Help - Shredding XML

  • I have tried and tried to post this question in the MSDN forums but keep getting an irritating error whenever I try to post, so i'm hoping I can find some help with this here.

    I have a very small XML file (it's a sample file, i'm just trying to learn how to do this right now) which i'm inserting into a table. Once there, i'm trying to query the file but get an empty result set. I've tried using Xquery and OpenXML but get the same results with each method.

    I really don't understand why this doesn't return any results. All i'm trying to do is get the book titles and the prices. I get the columns to return, but no data.

    Why?

    here's the file:

    <bookstore>

    <book>

    <title lang="eng">Harry Potter</title>

    <price>29.99</price>

    </book>

    <book>

    <title lang="eng">Learning XML</title>

    <price>39.95</price>

    </book>

    </bookstore>

    Here's the code i'm using to insert the file into a table:

    --CREATE TABLE TO STORE XML FILES

    CREATE TABLE XMLTest

    (

    IDINT IDENTITY PRIMARY KEY

    ,XMLFIleXML

    ,LoadDateDATETIME

    )

    GO

    --BULK INSERT THE XML FILE(s)

    INSERT INTO XMLTest (XMLFile, LoadDate)

    SELECT CONVERT(XML, BulkColumn) as BulkColumn, GetDate()
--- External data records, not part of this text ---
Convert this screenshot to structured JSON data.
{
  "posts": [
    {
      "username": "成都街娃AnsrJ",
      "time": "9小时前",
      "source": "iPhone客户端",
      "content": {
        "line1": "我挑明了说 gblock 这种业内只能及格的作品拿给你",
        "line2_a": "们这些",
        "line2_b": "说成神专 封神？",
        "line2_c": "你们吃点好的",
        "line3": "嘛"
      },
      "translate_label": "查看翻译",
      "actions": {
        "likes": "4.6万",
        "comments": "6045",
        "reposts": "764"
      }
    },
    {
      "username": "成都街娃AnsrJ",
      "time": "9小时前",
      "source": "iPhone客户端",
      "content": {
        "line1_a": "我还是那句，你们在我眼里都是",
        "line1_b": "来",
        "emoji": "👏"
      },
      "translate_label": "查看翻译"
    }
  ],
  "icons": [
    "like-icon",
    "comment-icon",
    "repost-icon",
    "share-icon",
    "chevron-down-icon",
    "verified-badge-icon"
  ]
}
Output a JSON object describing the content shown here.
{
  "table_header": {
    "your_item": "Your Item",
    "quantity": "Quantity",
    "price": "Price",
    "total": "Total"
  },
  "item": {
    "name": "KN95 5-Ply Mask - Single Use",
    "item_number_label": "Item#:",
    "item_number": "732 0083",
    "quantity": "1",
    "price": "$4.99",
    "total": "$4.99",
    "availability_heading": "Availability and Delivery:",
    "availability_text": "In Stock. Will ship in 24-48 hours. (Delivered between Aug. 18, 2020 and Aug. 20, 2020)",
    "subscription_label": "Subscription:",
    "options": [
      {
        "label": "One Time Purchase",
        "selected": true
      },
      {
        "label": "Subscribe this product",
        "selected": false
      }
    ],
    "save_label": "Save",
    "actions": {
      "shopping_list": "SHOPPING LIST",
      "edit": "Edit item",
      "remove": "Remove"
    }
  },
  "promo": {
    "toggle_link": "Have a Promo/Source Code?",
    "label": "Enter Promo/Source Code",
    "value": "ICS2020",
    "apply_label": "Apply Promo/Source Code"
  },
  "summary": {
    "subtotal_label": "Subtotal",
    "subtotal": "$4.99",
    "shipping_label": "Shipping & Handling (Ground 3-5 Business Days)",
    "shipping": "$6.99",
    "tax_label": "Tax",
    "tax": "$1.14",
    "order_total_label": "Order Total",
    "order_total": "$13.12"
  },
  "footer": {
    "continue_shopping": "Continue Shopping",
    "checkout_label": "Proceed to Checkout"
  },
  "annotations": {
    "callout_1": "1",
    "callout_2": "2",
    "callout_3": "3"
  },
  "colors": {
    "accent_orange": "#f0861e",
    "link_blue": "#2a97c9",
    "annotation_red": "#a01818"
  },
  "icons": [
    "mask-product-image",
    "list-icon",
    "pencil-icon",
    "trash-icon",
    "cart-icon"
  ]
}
    FROM OPENROWSET(BULK 'C:\XML\Books.xml', SINGLE_BLOB) as X

    GO

    --SELECT THE FILES FROM THE TABLE TO ENSURE INSERT WORKED

    SELECT * FROM XMLTest

    Here's my query in OpenXML:

    DECLARE @XML as XML

    ,@HDoc as INT

    ,@SQL as VARCHAR(MAX)

    SELECT @XML = XMLFile FROM XMLTest

    EXEC sp_xml_preparedocument @HDoc OUTPUT, @XML

    SELECT *

    FROM OPENXML(@HDoc, 'Bookstore/Book/Title')

    WITH

    (

    Title[VARCHAR](50)'Title'

    ,Price[DECIMAL](5,2)'Price'

    )

    EXEC sp_xml_removedocument @HDoc

    GO

    Can someone please explain how I can get values the book title and price? I have a real work project coming up in which I have to shred a larger XML file, however I want to get the hang of doing this on a smaller file first.

    What am I doing wrong?

    Thanks!!

  • Here's one way. Not sure it's the best way and it doesn't use OPENXML though:

    DECLARE @Books XML = '

    <bookstore>

    <book>

    <title lang="eng">Harry Potter</title>

    <price>29.99</price>

    </book>

    <book>

    <title lang="fre">Learning XML</title>

    <price>39.95</price>

    </book>

    </bookstore>'

    SELECT title

    ,[language]=(

    SELECT TOP 1 z.value('@lang[1]', 'VARCHAR(1000)')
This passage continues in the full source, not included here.